Esta incógnita no solo refiere a la existencia de otras formas de vida inteligente, ya sea en este planeta o en uno ubicado a años luz de distancia, sino a la soledad de los personajes que se van perfilando en esta ficción de hombres madurados no sin cicatrices y retrocesos anímicos, como frutas olvidadas en un árbol más de cualquier parque urbano.
Nosotros observamos el transcurso del relato como arrimados a los hombros de Gastón, no desde dentro de su cabeza, sino intentando descifrar párrafo a párrafo los semblantes de su amigo Max, sumido en una adicción a Candy Crush mientras se acerca la fecha de abandonar el restaurante que le pertenecía, y su hijo Pol que investigaba algo confidencial en la Tundra.

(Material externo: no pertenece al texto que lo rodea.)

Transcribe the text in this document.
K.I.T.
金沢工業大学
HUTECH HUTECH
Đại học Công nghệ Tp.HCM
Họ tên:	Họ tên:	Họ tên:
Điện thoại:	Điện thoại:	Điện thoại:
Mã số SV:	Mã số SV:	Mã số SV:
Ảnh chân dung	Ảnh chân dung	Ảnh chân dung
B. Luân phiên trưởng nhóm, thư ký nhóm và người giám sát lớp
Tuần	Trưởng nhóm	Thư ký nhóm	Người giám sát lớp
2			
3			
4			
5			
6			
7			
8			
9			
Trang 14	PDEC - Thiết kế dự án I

Esa comedida forma de narrar a la manera de grupo de testigos que levitan junto a Gastón, entrometiéndose a veces entre las sienes, grupo en el que estamos quizá todos los lectores al invadir el espacio ficticio de los personajes, que para ellos está constituido de una espesa e incierta realidad de vida barrial en algún lugar de Barcelona que poco a poco está siendo colonizado por los comercios de los orientales, opera a la manera de una radiografía algo borrosa de los deseos y miedos de los otros personajes, y del propio Gastón, rasguñando y penetrando despaciosamente en el ámbito de los sobreentendidos y eufemismos que pueblan la jerga de los migrantes del este y de la antigua colonia americana, entre los que se cuentan el protagonista de la novela, si cabe llamarlo así, pues más bien el hombre pasea a su perro moribundo intentando atar los cabos sueltos, distinguir si Pol sufre un episodio paranoico o efectivamente ha accedido a alguna evidencia secreta sobre vida extraterrestre.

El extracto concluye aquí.